Departure of former TCU coach shows the humanity of the profession most of us miss

  • Oops!
    Something went wrong.
    Please try again later.

As TCU welcomed and celebrated the arrival of its newest head coach on Thursday, the person Mark Campbell replaced was in Boston.

Raegan Pebley was visiting her teenage son, who attends a prep school in a post graduate year while he prepares for college. Maybe Harvard.

“We might drive up to Niagara Falls,” she said. “I am so good. I really am.”

Pebley is the former TCU women’s basketball who resigned late in the 2022-2023 season. She resigned with two years remaining on her contract.

Power college sports have morphed into pro sports, and the consuming audience doesn’t have much time for anything other than the games, a few headlines, and point spreads.

Whether it’s men’s sports or women’s sports, they are so disposable, when the people involved are not.

There are people behind all of this. People with families, kids, and lives. People who carry the normal stressors that hound us all.

People whose net worth doesn’t put them among the two percenters, who can’t buy solutions.

Most coaches who enter major Division I coaching do not make millions and millions of dollars. Most coaches in college sports don’t have agents who charge three to five percent.

Most college coaches make a good living, but exist in a world where a tipped pass, a rebound off someone’s foot, or teenager who acts like a teenager can all alter their long term job security.

If/when you take a minute to look beyond the final score, there exists a normal humanity in an abnormal career.

Pebley knew this long before she was hired to become the TCU head women’s basketball coach in 2014. She had been a college head coach since 2003, and was in the game as an assistant since 1997.

She knew the risks.

Knowing the risks and living the consequences of such decisions are entirely different.

Last month, she resigned. Her team was stuck in another bad season.

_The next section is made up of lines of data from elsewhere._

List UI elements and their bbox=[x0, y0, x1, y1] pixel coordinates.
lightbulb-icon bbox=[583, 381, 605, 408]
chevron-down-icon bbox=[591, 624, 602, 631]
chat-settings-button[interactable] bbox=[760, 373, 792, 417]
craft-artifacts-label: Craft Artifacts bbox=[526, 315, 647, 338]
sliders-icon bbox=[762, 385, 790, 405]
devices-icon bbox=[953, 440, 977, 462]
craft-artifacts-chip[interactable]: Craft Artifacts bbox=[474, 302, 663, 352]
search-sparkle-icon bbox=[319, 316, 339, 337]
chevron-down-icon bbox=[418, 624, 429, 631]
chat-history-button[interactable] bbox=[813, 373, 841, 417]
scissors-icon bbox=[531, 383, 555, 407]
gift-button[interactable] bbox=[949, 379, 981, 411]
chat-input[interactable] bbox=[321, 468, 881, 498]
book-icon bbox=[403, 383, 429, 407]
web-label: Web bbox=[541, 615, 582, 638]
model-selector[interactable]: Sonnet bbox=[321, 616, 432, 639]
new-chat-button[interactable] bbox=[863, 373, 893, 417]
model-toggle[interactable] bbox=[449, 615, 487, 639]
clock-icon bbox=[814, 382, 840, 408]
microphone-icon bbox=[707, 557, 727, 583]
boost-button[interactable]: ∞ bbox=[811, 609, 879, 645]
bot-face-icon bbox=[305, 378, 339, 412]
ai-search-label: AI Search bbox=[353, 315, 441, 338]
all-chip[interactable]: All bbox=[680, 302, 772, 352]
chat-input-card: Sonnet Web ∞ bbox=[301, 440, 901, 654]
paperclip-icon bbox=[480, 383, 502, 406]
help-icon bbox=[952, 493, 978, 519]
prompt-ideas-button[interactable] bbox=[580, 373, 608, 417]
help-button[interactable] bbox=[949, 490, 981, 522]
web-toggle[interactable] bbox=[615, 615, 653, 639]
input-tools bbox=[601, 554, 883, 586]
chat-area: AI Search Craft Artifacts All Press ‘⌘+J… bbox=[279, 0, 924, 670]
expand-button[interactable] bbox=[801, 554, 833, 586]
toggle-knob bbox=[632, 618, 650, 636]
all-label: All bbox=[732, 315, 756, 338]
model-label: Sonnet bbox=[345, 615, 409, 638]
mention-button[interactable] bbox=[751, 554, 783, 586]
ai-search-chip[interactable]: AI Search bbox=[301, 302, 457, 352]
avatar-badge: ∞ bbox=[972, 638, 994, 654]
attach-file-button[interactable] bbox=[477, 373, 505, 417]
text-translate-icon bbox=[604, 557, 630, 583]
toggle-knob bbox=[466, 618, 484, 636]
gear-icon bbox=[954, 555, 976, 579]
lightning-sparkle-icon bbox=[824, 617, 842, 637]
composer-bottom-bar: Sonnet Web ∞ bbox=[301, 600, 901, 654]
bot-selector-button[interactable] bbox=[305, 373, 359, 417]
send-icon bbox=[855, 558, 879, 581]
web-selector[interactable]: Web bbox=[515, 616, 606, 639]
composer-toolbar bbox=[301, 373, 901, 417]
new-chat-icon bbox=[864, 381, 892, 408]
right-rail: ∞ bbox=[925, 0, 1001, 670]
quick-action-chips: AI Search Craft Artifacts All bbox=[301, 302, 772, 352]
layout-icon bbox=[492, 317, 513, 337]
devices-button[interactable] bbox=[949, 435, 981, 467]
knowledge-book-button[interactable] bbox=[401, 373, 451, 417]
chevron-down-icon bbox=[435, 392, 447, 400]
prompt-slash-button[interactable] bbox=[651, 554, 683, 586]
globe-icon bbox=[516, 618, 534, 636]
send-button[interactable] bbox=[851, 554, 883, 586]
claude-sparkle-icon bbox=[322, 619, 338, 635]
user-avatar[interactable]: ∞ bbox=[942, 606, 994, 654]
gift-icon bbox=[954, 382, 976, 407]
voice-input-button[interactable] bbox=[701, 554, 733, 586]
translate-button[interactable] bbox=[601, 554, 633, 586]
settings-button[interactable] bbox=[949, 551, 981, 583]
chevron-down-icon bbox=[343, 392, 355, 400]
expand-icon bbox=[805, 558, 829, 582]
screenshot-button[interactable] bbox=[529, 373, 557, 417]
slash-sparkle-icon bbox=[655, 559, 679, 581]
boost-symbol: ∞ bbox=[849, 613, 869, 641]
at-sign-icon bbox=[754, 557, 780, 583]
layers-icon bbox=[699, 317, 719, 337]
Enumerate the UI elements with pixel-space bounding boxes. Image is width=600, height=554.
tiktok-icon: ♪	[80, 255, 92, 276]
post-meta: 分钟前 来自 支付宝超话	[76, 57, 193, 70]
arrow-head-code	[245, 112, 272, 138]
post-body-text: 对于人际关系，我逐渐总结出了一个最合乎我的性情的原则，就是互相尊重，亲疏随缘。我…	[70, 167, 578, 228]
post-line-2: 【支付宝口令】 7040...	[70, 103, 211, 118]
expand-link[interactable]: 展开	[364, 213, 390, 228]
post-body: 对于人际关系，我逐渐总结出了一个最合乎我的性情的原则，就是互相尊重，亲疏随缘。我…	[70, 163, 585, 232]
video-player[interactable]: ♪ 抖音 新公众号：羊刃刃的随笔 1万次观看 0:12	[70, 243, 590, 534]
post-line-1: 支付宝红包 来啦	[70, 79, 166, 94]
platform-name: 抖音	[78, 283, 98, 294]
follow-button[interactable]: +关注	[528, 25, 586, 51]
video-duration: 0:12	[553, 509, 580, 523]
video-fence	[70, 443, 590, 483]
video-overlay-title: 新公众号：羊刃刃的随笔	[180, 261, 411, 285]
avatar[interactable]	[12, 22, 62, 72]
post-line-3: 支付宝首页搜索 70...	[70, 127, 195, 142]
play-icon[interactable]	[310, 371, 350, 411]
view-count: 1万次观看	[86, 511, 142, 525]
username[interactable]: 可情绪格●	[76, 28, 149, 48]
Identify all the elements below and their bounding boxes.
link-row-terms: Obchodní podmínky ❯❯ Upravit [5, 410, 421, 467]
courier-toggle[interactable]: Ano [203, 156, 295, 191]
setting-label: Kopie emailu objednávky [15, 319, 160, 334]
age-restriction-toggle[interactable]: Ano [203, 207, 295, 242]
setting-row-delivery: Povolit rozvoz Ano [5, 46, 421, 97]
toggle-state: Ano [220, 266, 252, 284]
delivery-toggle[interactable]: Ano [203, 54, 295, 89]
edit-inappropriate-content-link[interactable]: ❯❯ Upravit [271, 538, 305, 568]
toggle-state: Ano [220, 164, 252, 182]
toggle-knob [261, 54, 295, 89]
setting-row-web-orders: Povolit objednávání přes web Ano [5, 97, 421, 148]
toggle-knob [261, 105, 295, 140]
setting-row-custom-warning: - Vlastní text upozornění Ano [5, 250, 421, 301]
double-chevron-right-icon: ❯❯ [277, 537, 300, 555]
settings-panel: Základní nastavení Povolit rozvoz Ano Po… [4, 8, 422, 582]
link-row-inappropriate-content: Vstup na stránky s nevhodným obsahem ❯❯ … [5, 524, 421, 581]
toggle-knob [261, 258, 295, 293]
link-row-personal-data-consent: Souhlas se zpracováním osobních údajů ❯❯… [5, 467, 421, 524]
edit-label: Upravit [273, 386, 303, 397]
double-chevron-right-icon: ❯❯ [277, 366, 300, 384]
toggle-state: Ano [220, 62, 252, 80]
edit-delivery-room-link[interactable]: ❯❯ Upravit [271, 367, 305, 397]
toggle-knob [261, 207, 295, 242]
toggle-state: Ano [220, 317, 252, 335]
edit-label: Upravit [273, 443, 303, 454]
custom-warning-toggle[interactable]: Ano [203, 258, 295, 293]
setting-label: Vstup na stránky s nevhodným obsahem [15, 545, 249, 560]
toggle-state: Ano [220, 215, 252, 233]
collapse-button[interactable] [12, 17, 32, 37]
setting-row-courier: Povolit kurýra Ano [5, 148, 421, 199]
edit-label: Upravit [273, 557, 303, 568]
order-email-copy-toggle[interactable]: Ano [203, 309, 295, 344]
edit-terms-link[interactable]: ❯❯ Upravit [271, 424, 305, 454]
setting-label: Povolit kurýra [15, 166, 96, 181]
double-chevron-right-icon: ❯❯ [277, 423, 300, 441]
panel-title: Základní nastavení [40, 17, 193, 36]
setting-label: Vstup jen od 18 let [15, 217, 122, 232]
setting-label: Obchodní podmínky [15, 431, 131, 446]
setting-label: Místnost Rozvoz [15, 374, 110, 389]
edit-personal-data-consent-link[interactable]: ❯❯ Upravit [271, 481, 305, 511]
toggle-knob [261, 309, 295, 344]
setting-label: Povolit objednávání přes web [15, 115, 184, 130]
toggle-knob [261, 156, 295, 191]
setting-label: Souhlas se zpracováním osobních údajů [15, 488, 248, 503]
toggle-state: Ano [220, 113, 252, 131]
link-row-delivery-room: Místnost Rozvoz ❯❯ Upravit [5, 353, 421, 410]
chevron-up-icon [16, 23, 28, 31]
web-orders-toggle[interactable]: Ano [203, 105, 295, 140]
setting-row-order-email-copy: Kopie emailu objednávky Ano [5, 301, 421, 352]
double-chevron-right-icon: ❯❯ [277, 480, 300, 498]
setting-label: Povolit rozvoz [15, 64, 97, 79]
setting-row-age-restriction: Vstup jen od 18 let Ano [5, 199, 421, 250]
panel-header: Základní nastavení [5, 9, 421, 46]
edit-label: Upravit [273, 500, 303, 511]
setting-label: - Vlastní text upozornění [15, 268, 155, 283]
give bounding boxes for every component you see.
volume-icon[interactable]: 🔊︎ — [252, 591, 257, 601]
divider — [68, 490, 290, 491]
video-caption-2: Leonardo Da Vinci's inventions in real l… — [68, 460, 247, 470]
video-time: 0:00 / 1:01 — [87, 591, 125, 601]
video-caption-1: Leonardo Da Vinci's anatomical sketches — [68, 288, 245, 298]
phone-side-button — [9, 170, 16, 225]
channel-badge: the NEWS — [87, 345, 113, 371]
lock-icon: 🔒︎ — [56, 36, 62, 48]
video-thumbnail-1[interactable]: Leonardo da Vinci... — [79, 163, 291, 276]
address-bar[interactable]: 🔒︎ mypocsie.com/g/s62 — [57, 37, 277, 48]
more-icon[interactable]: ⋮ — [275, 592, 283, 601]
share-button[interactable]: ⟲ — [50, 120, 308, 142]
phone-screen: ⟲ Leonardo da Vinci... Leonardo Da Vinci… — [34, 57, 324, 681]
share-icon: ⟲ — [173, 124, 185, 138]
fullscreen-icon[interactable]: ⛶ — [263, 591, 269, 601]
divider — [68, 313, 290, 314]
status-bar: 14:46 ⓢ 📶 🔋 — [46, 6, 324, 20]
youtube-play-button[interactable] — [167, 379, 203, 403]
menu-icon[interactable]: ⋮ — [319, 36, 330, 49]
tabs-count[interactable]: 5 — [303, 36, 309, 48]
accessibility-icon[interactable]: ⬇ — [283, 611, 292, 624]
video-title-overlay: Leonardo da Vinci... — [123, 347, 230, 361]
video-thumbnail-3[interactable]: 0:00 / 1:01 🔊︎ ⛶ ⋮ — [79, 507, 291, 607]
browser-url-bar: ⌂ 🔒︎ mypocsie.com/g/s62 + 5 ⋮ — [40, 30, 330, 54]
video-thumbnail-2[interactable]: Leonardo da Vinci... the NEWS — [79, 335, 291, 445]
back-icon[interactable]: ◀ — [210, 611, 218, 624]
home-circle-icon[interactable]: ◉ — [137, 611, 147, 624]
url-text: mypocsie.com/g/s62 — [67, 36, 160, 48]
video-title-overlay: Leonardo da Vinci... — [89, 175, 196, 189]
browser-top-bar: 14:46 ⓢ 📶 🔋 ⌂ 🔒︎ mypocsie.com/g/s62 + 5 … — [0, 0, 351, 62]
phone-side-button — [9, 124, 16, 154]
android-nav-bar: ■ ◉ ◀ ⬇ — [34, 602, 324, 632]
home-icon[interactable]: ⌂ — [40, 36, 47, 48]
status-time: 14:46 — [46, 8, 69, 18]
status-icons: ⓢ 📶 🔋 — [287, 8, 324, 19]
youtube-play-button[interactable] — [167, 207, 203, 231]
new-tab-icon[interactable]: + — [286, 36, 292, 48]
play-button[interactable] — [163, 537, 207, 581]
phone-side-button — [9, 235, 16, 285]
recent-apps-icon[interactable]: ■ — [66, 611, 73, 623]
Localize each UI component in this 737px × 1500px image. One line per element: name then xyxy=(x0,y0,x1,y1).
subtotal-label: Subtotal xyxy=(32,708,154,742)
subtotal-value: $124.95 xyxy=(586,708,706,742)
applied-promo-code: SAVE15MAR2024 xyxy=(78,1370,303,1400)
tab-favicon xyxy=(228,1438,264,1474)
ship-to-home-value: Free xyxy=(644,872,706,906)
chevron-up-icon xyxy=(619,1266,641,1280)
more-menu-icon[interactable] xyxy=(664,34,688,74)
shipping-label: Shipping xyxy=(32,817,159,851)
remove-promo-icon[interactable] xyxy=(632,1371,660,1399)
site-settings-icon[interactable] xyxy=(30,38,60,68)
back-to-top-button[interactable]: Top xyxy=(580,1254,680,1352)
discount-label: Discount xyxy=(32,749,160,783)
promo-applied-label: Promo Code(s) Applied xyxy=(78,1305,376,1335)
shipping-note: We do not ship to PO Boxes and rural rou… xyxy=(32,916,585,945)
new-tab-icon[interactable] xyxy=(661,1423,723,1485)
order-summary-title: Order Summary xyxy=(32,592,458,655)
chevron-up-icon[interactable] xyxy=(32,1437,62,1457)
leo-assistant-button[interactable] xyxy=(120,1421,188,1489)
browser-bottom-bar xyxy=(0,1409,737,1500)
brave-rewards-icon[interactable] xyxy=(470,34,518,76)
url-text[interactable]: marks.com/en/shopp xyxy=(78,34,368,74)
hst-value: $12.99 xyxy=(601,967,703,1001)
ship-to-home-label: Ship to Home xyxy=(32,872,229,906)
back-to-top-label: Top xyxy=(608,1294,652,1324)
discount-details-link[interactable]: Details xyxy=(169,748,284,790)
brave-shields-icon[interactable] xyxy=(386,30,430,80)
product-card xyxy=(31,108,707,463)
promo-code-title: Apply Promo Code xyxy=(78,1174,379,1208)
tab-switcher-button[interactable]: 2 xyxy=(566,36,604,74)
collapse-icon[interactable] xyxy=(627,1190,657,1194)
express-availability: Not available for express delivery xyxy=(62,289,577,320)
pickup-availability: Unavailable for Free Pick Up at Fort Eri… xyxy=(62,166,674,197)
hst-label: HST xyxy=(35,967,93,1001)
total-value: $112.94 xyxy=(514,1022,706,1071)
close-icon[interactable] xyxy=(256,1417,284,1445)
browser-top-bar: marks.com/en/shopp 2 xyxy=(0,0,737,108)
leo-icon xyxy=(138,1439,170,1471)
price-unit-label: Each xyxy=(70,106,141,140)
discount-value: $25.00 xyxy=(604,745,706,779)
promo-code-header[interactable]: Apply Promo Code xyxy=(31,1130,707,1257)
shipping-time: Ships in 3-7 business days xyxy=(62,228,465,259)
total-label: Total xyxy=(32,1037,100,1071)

She felt it was time.

“It was a good, healthy partnership I was able to have with (athletic director) Jeremiah Donati, and I don’t mean that in some cliche way,” she said. “I care about those people and that program, and I believe they can achieve great things.”

Pebley is well aware that in this profession, if she wants to be a head coach again, that it would require more moving. That’s if she gets another call to be a head coach.

She knows that landing these types of jobs is A.) Hard, and, B.) Harder to keep.

Now, throw in a life.

Throw in a husband who is in a good job at All Saints School in Fort Worth. Throw in a teenage daughter, Harper, who is a sophomore there.

Throw in a home, and a routine, that they all built since they moved here nine years ago. Throw in an extended family unit that is all here.

“I am looking forward to attending Harper’s (theater) performances; she puts so much time and energy into them and I’ve been to two of them,” Pebley said. “When my kids were little bitty, I thought this would all get easier in this job, and I was wrong.”

“Because the older they get the cooler they become and you want to be around them and you can’t because of the job. When I dropped (her son) off last year at school, it really hit me that it’s gone. I can’t get that time back. It’s done.”

That’s a trade you make, only you have no idea what you’re giving up until well after the transaction is complete.

She wouldn’t undo the deal, but these are the side effects.

Pebley is far too young to retire, and has no such aspirations anyways. She’s not exactly sure what is next.

She does plan to attend TCU’s spring graduation ceremony; not just to watch some her former players walk. Pebley is scheduled to earn her Master’s degree in higher education leadership in May.

She worked on the graduate program over the last five years.

“I’d go to class with my (graduate assistants), and I’d tell my players, ‘I don’t want to hear that you don’t have time,’” she said. “You have time. Schedule it. Make it a priority.”

Her task is to take her time to see what else she maybe was missing. To see what else is out there. Maybe enjoy Christmas this time, too.

“Christmas can be a real inconvenience in college basketball,” she said. “I will have more time for friendships. In coaching, it’s hard to have time for those. Your priority is your family, and your program. That takes a lot of time.”

This is the job.

Raegan Pebley knows it.

It’s the part of the job that most of us who consume sports are too busy to see.